O corpo da vítima tinha marcas de dez tiros na cabeça, peito e estômago, e foi encontrado na área de Mushaki, no distrito de Qarabagh, Província de Ghazni, segundo o policial Abdul Rahman.

O Taleban acusa o governo afegão e negociadores da Coréia do Sul de não agirem de boa fé após terem rejeitado uma lista exigindo a libertação de oito rebeldes talebans presos. Outra exigência dos seqüestradores era a retirada das tropas sul-coreanas do Afeganistão. “Se o governo de Cabul não está pronto para libertar nossos reféns, então até a 1h (17h30 de Brasília), os demais reféns serão mortos”, ameaçou. “Esse horário é o último prazo.”

O prazo dado pelos seqüestradores já havia sido adiado duas vezes, no domingo e na segunda-feira. Segundo o porta-voz do Taleban, o refém sul-coreano foi morto numa área desértica em Qarabagh, no distrito de Ghazni, perto de onde os 23 reféns - 18 mulheres e cinco homens - foram capturados na principal estrada ao sul de Cabul na semana passada. Ele negou reportagens publicadas na Coréia afirmando que o movimento radical islâmico pretendia libertar oito dos reféns.

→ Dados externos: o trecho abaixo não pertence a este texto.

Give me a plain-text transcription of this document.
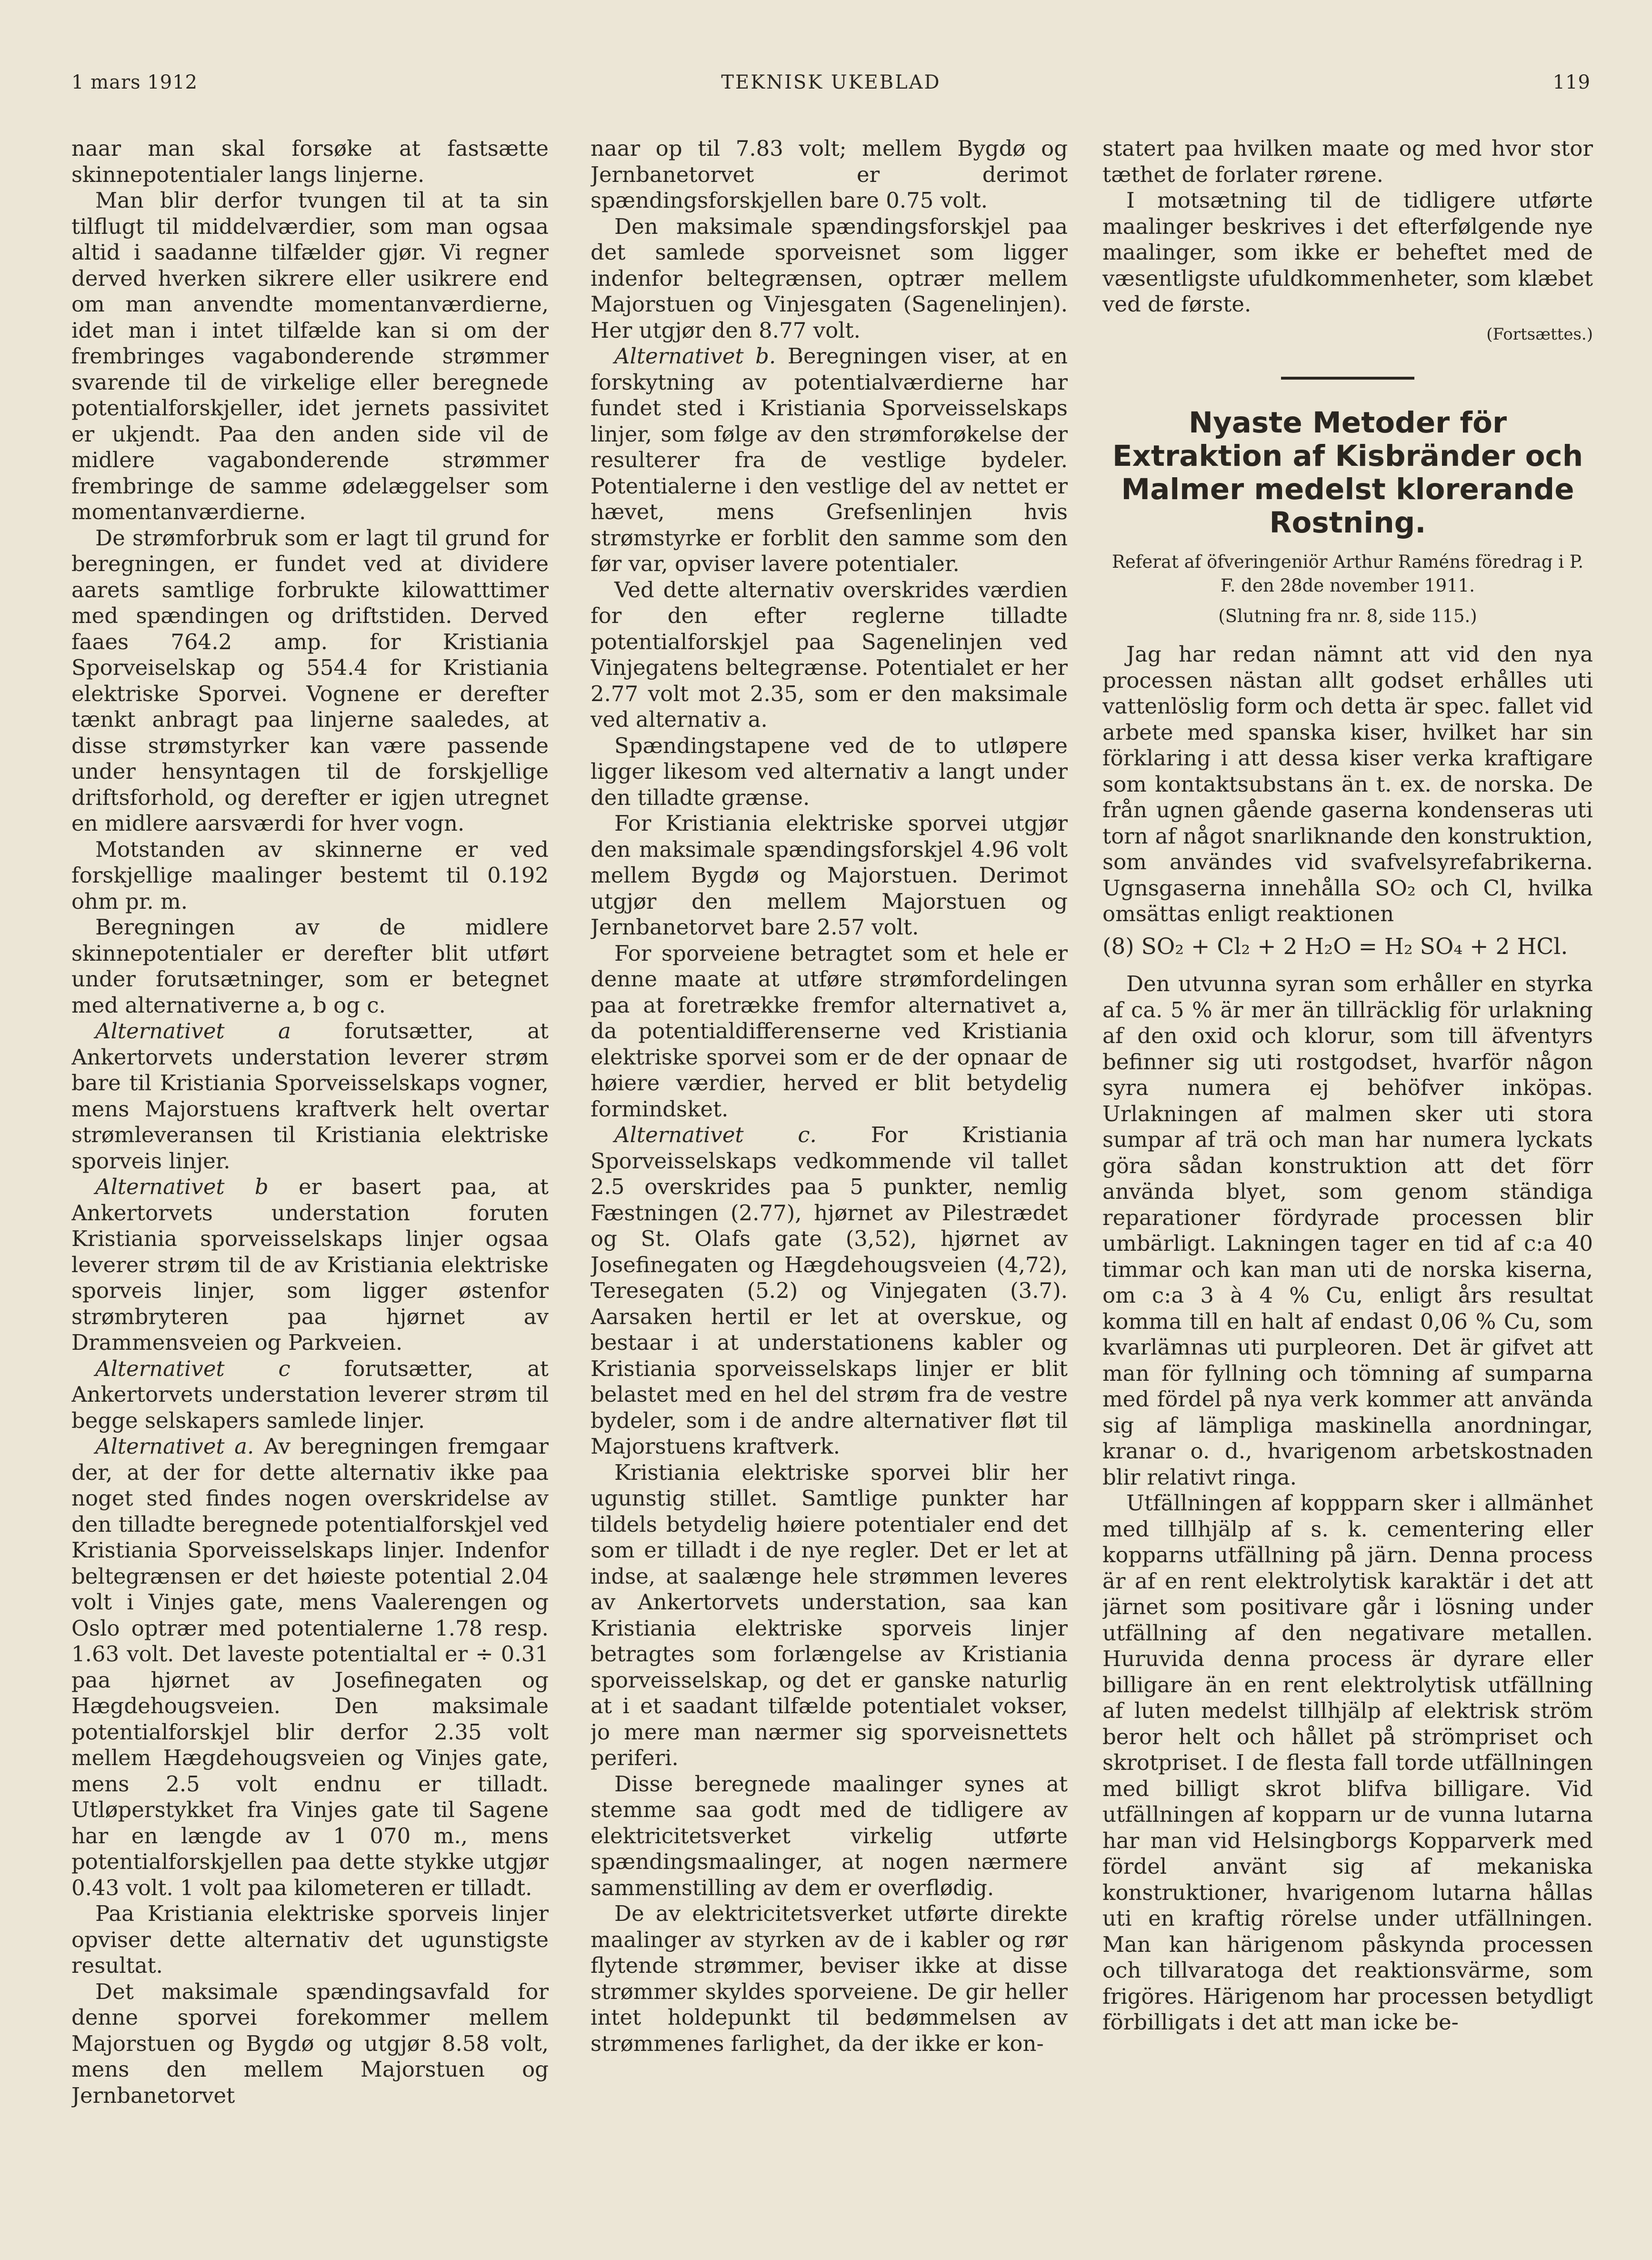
1 mars 1912	TEKNISK UKEBLAD	119

naar man skal forsøke at fastsætte skinnepotentialer langs linjerne.

Man blir derfor tvungen til at ta sin tilflugt til middelværdier, som man ogsaa altid i saadanne tilfælder gjør. Vi regner derved hverken sikrere eller usikrere end om man anvendte momentanværdierne, idet man i intet tilfælde kan si om der frembringes vagabonderende strømmer svarende til de virkelige eller beregnede potentialforskjeller, idet jernets passivitet er ukjendt. Paa den anden side vil de midlere vagabonderende strømmer frembringe de samme ødelæggelser som momentanværdierne.

De strømforbruk som er lagt til grund for beregningen, er fundet ved at dividere aarets samtlige forbrukte kilowatttimer med spændingen og driftstiden. Derved faaes 764.2 amp. for Kristiania Sporveiselskap og 554.4 for Kristiania elektriske Sporvei. Vognene er derefter tænkt anbragt paa linjerne saaledes, at disse strømstyrker kan være passende under hensyntagen til de forskjellige driftsforhold, og derefter er igjen utregnet en midlere aarsværdi for hver vogn.

Motstanden av skinnerne er ved forskjellige maalinger bestemt til 0.192 ohm pr. m.

Beregningen av de midlere skinnepotentialer er derefter blit utført under forutsætninger, som er betegnet med alternativerne a, b og c.

Alternativet a forutsætter, at Ankertorvets understation leverer strøm bare til Kristiania Sporveisselskaps vogner, mens Majorstuens kraftverk helt overtar strømleveransen til Kristiania elektriske sporveis linjer.

Alternativet b er basert paa, at Ankertorvets understation foruten Kristiania sporveisselskaps linjer ogsaa leverer strøm til de av Kristiania elektriske sporveis linjer, som ligger østenfor strømbryteren paa hjørnet av Drammensveien og Parkveien.

Alternativet c forutsætter, at Ankertorvets understation leverer strøm til begge selskapers samlede linjer.

Alternativet a. Av beregningen fremgaar der, at der for dette alternativ ikke paa noget sted findes nogen overskridelse av den tilladte beregnede potentialforskjel ved Kristiania Sporveisselskaps linjer. Indenfor beltegrænsen er det høieste potential 2.04 volt i Vinjes gate, mens Vaalerengen og Oslo optrær med potentialerne 1.78 resp. 1.63 volt. Det laveste potentialtal er ÷ 0.31 paa hjørnet av Josefinegaten og Hægdehougsveien. Den maksimale potentialforskjel blir derfor 2.35 volt mellem Hægdehougsveien og Vinjes gate, mens 2.5 volt endnu er tilladt. Utløperstykket fra Vinjes gate til Sagene har en længde av 1 070 m., mens potentialforskjellen paa dette stykke utgjør 0.43 volt. 1 volt paa kilometeren er tilladt.

Paa Kristiania elektriske sporveis linjer opviser dette alternativ det ugunstigste resultat.

Det maksimale spændingsavfald for denne sporvei forekommer mellem Majorstuen og Bygdø og utgjør 8.58 volt, mens den mellem Majorstuen og Jernbanetorvet

naar op til 7.83 volt; mellem Bygdø og Jernbanetorvet er derimot spændingsforskjellen bare 0.75 volt.

Den maksimale spændingsforskjel paa det samlede sporveisnet som ligger indenfor beltegrænsen, optrær mellem Majorstuen og Vinjesgaten (Sagenelinjen). Her utgjør den 8.77 volt.

Alternativet b. Beregningen viser, at en forskytning av potentialværdierne har fundet sted i Kristiania Sporveisselskaps linjer, som følge av den strømforøkelse der resulterer fra de vestlige bydeler. Potentialerne i den vestlige del av nettet er hævet, mens Grefsenlinjen hvis strømstyrke er forblit den samme som den før var, opviser lavere potentialer.

Ved dette alternativ overskrides værdien for den efter reglerne tilladte potentialforskjel paa Sagenelinjen ved Vinjegatens beltegrænse. Potentialet er her 2.77 volt mot 2.35, som er den maksimale ved alternativ a.

Spændingstapene ved de to utløpere ligger likesom ved alternativ a langt under den tilladte grænse.

For Kristiania elektriske sporvei utgjør den maksimale spændingsforskjel 4.96 volt mellem Bygdø og Majorstuen. Derimot utgjør den mellem Majorstuen og Jernbanetorvet bare 2.57 volt.

For sporveiene betragtet som et hele er denne maate at utføre strømfordelingen paa at foretrække fremfor alternativet a, da potentialdifferenserne ved Kristiania elektriske sporvei som er de der opnaar de høiere værdier, herved er blit betydelig formindsket.

Alternativet c. For Kristiania Sporveisselskaps vedkommende vil tallet 2.5 overskrides paa 5 punkter, nemlig Fæstningen (2.77), hjørnet av Pilestrædet og St. Olafs gate (3,52), hjørnet av Josefinegaten og Hægdehougsveien (4,72), Teresegaten (5.2) og Vinjegaten (3.7). Aarsaken hertil er let at overskue, og bestaar i at understationens kabler og Kristiania sporveisselskaps linjer er blit belastet med en hel del strøm fra de vestre bydeler, som i de andre alternativer fløt til Majorstuens kraftverk.

Kristiania elektriske sporvei blir her ugunstig stillet. Samtlige punkter har tildels betydelig høiere potentialer end det som er tilladt i de nye regler. Det er let at indse, at saalænge hele strømmen leveres av Ankertorvets understation, saa kan Kristiania elektriske sporveis linjer betragtes som forlængelse av Kristiania sporveisselskap, og det er ganske naturlig at i et saadant tilfælde potentialet vokser, jo mere man nærmer sig sporveisnettets periferi.

Disse beregnede maalinger synes at stemme saa godt med de tidligere av elektricitetsverket virkelig utførte spændingsmaalinger, at nogen nærmere sammenstilling av dem er overflødig.

De av elektricitetsverket utførte direkte maalinger av styrken av de i kabler og rør flytende strømmer, beviser ikke at disse strømmer skyldes sporveiene. De gir heller intet holdepunkt til bedømmelsen av strømmenes farlighet, da der ikke er kon-

statert paa hvilken maate og med hvor stor tæthet de forlater rørene.

I motsætning til de tidligere utførte maalinger beskrives i det efterfølgende nye maalinger, som ikke er beheftet med de væsentligste ufuldkommenheter, som klæbet ved de første.

(Fortsættes.)

Nyaste Metoder för Extraktion af Kisbränder och Malmer medelst klorerande Rostning.

Referat af öfveringeniör Arthur Raméns föredrag i P. F. den 28de november 1911.

(Slutning fra nr. 8, side 115.)

Jag har redan nämnt att vid den nya processen nästan allt godset erhålles uti vattenlöslig form och detta är spec. fallet vid arbete med spanska kiser, hvilket har sin förklaring i att dessa kiser verka kraftigare som kontaktsubstans än t. ex. de norska. De från ugnen gående gaserna kondenseras uti torn af något snarliknande den konstruktion, som användes vid svafvelsyrefabrikerna. Ugnsgaserna innehålla SO₂ och Cl, hvilka omsättas enligt reaktionen

(8) SO₂ + Cl₂ + 2 H₂O = H₂ SO₄ + 2 HCl.

Den utvunna syran som erhåller en styrka af ca. 5 % är mer än tillräcklig för urlakning af den oxid och klorur, som till äfventyrs befinner sig uti rostgodset, hvarför någon syra numera ej behöfver inköpas. Urlakningen af malmen sker uti stora sumpar af trä och man har numera lyckats göra sådan konstruktion att det förr använda blyet, som genom ständiga reparationer fördyrade processen blir umbärligt. Lakningen tager en tid af c:a 40 timmar och kan man uti de norska kiserna, om c:a 3 à 4 % Cu, enligt års resultat komma till en halt af endast 0,06 % Cu, som kvarlämnas uti purpleoren. Det är gifvet att man för fyllning och tömning af sumparna med fördel på nya verk kommer att använda sig af lämpliga maskinella anordningar, kranar o. d., hvarigenom arbetskostnaden blir relativt ringa.

Utfällningen af koppparn sker i allmänhet med tillhjälp af s. k. cementering eller kopparns utfällning på järn. Denna process är af en rent elektrolytisk karaktär i det att järnet som positivare går i lösning under utfällning af den negativare metallen. Huruvida denna process är dyrare eller billigare än en rent elektrolytisk utfällning af luten medelst tillhjälp af elektrisk ström beror helt och hållet på strömpriset och skrotpriset. I de flesta fall torde utfällningen med billigt skrot blifva billigare. Vid utfällningen af kopparn ur de vunna lutarna har man vid Helsingborgs Kopparverk med fördel använt sig af mekaniska konstruktioner, hvarigenom lutarna hållas uti en kraftig rörelse under utfällningen. Man kan härigenom påskynda processen och tillvaratoga det reaktionsvärme, som frigöres. Härigenom har processen betydligt förbilligats i det att man icke be-
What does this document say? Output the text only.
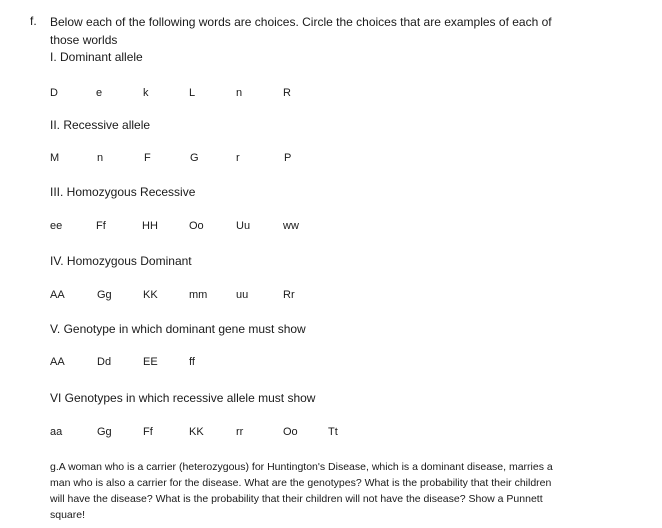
f. Below each of the following words are choices. Circle the choices that are examples of each of
those worlds
I. Dominant allele
D	e	k	L	n	R
II. Recessive allele
M	n	F	G	r	P
III. Homozygous Recessive
ee	Ff	HH	Oo	Uu	ww
IV. Homozygous Dominant
AA	Gg	KK	mm	uu	Rr
V. Genotype in which dominant gene must show
AA	Dd	EE	ff
VI Genotypes in which recessive allele must show
aa	Gg	Ff	KK	rr	Oo	Tt
g.A woman who is a carrier (heterozygous) for Huntington's Disease, which is a dominant disease, marries a
man who is also a carrier for the disease. What are the genotypes? What is the probability that their children
will have the disease? What is the probability that their children will not have the disease? Show a Punnett
square!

Homens armados do Taleban pararam um ônibus e seqüestraram 23 passageiros sul-coreanos em uma rodovia que leva à capital do Afeganistão, Cabul, anunciou o grupo na última sexta-feira. Inicialmente, um porta-voz do Taleban informou que eram 18 os reféns sul-coreanos, mas a informação foi retificada por autoridades locais.

O presidente do Afeganistão, Hamid Karzai, defendeu não trocar prisioneiros por reféns após ter sido criticado no país e no Exterior por libertar da prisão cinco talebans em março, em troca de um repórter italiano. Mas o presidente afegão e seu gabinete mantiveram silêncio sobre esse último seqüestro.